An Island by Jennings Karen

An Island by Jennings Karen

Author:Jennings, Karen [Jennings, Karen]
Language: eng
Format: epub
Publisher: Holland House Books
Published: 2020-06-12T23:00:00+00:00


Samuel rose from the couch, moved across the room towards the kitchen. He was still a little unsteady, and clasped the back of the couch, the doorway, and the kitchen’s ladderback chair. The man followed, held his arms out behind Samuel, waiting for him to fall.

“I’m not dead yet,” he said, and then, when the man looked at him in query, shouted, “I’m not dead! Not yet, damn you!”

The man stepped away, his hands raised.

Samuel leaned against the sink, opened the tap and washed his hands, soaping the grit out of his wounds. Then he splashed water on his face, watching it turn to pink as it dripped back into the basin. He could not shake his dreaming. He was still in the prison, within its walls. Yet, despite the time he had spent there, he was left with no more than a scattering of memories. As though it had not been years at all, but only a day. One day that he had lived over and over, and was still living now.

He dried his face, wiped his hands, and crossed the room again. He ought to go outside, to clear his mind. But he felt that he was trapped inside the cottage, that he could not leave. At the kitchen doorway, he looked back. He had heard a whisper. At the table, beside the man, they were sitting, the two interrogators. Bila was saying, “Wait a moment before you go. I forgot to tell you. Your father is dead.”

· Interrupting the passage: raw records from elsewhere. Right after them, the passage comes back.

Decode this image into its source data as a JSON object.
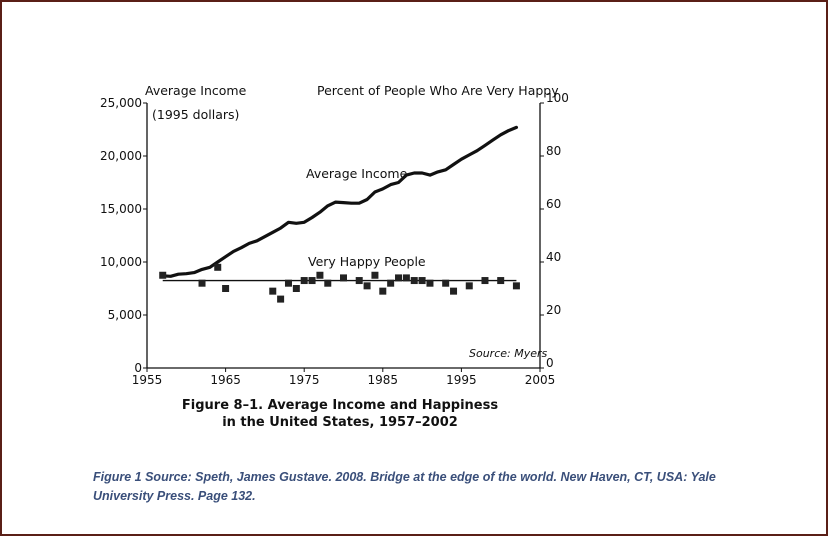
{
  "chart_data": {
    "type": "line",
    "left_axis_title": "Average Income",
    "left_axis_subtitle": "(1995 dollars)",
    "right_axis_title": "Percent of People Who Are Very Happy",
    "x_ticks": [
      "1955",
      "1965",
      "1975",
      "1985",
      "1995",
      "2005"
    ],
    "y_left_ticks": [
      "0",
      "5,000",
      "10,000",
      "15,000",
      "20,000",
      "25,000"
    ],
    "y_right_ticks": [
      "0",
      "20",
      "40",
      "60",
      "80",
      "100"
    ],
    "xlim": [
      1955,
      2005
    ],
    "ylim_left": [
      0,
      25000
    ],
    "ylim_right": [
      0,
      100
    ],
    "source": "Source: Myers",
    "series": [
      {
        "name": "Average Income",
        "axis": "left",
        "x": [
          1957,
          1958,
          1959,
          1960,
          1961,
          1962,
          1963,
          1964,
          1965,
          1966,
          1967,
          1968,
          1969,
          1970,
          1971,
          1972,
          1973,
          1974,
          1975,
          1976,
          1977,
          1978,
          1979,
          1980,
          1981,
          1982,
          1983,
          1984,
          1985,
          1986,
          1987,
          1988,
          1989,
          1990,
          1991,
          1992,
          1993,
          1994,
          1995,
          1996,
          1997,
          1998,
          1999,
          2000,
          2001,
          2002
        ],
        "values": [
          8700,
          8650,
          8850,
          8900,
          9000,
          9300,
          9500,
          10000,
          10500,
          11000,
          11350,
          11750,
          12000,
          12400,
          12800,
          13200,
          13750,
          13650,
          13750,
          14200,
          14700,
          15300,
          15650,
          15600,
          15550,
          15550,
          15900,
          16600,
          16900,
          17300,
          17500,
          18200,
          18400,
          18400,
          18200,
          18500,
          18700,
          19200,
          19700,
          20100,
          20500,
          21000,
          21500,
          22000,
          22400,
          22700
        ]
      },
      {
        "name": "Very Happy People",
        "axis": "right",
        "type": "scatter",
        "x": [
          1957,
          1962,
          1964,
          1965,
          1971,
          1972,
          1973,
          1974,
          1975,
          1976,
          1977,
          1978,
          1980,
          1982,
          1983,
          1984,
          1985,
          1986,
          1987,
          1988,
          1989,
          1990,
          1991,
          1993,
          1994,
          1996,
          1998,
          2000,
          2002
        ],
        "values": [
          35,
          32,
          38,
          30,
          29,
          26,
          32,
          30,
          33,
          33,
          35,
          32,
          34,
          33,
          31,
          35,
          29,
          32,
          34,
          34,
          33,
          33,
          32,
          32,
          29,
          31,
          33,
          33,
          31
        ]
      }
    ],
    "trend_line": {
      "axis": "right",
      "x": [
        1957,
        2002
      ],
      "values": [
        33,
        33
      ]
    }
  },
  "figure_title_line1": "Figure 8–1. Average Income and Happiness",
  "figure_title_line2": "in the United States, 1957–2002",
  "caption_line1": "Figure 1 Source: Speth, James Gustave. 2008. Bridge at the edge of the world. New Haven, CT, USA: Yale",
  "caption_line2": "University Press. Page 132."
}
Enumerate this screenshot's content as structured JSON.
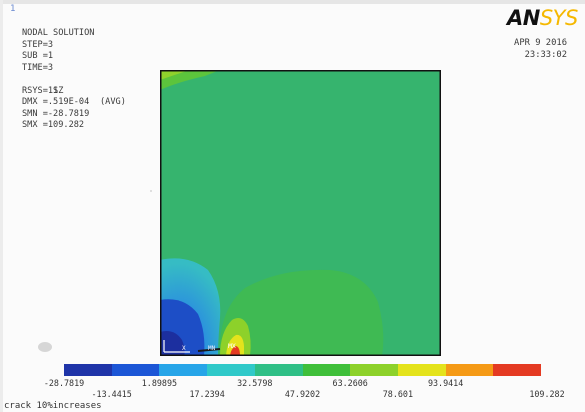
{
  "window": {
    "number": "1"
  },
  "logo": {
    "an": "AN",
    "sys": "SYS"
  },
  "info": {
    "title": "NODAL SOLUTION",
    "step": "STEP=3",
    "sub": "SUB =1",
    "time": "TIME=3",
    "quantity": "SZ",
    "avg": "(AVG)",
    "rsys": "RSYS=11",
    "dmx": "DMX =.519E-04",
    "smn": "SMN =-28.7819",
    "smx": "SMX =109.282"
  },
  "datetime": {
    "date": "APR  9 2016",
    "time": "23:33:02"
  },
  "markers": {
    "mx": "MX",
    "mn": "MN",
    "axis": "X"
  },
  "legend": {
    "colors": [
      "#1f34a8",
      "#1c56d6",
      "#27a5e8",
      "#30c9c9",
      "#2fbf86",
      "#3fbf3a",
      "#8dd12a",
      "#e4e31c",
      "#f59a16",
      "#e43a22"
    ],
    "labels_top": [
      "-28.7819",
      "1.89895",
      "32.5798",
      "63.2606",
      "93.9414"
    ],
    "labels_bottom": [
      "-13.4415",
      "17.2394",
      "47.9202",
      "78.601",
      "109.282"
    ]
  },
  "caption": "crack 10%increases"
}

Samuel said nothing. He put his hand down, found a door, a doorknob. In the corridor a guard was standing, waiting to escort him back to the yard. This was in the ninth year, or perhaps the tenth, when the uniforms had changed from khaki to black. The guard’s boots were dull, and on his trousers, below each knee, were patches of dust that hadn’t been rubbed off well enough after kneeling. Had the man been praying?

“He was part of the Independence Movement, wasn’t he?” said Bila.

“Yes.”

Bila was finishing a cigarette. Essien had a mug in his hand, but was not drinking.

“He was shot, if I’m right, during a protest,” said Bila.

“It crippled him.”

“It must have been very hard for him, a man like that, to have a son like you. A rebel, against independence, against the country.”

“I was never against the country, never against independence. It was the shit that came after that I was against.”

Bila threw his cigarette butt on the floor. There were others there already, twenty of them at least, a few still smouldering, marking the floor in rounds of black.

“Say what you want, the truth is you’ve cost your father the decency of a burial.”

“What do you mean?”

Essien put down his mug, licked his lips. “It’s a law now. You have to get a certificate of permission to bury your dead.”

“A certificate?” said Samuel. “I don’t understand. What’s the problem?”

“Certificates of permission are denied those affiliated with or related to rebels.”

Samuel put his hand to his forehead, pinched an eyebrow.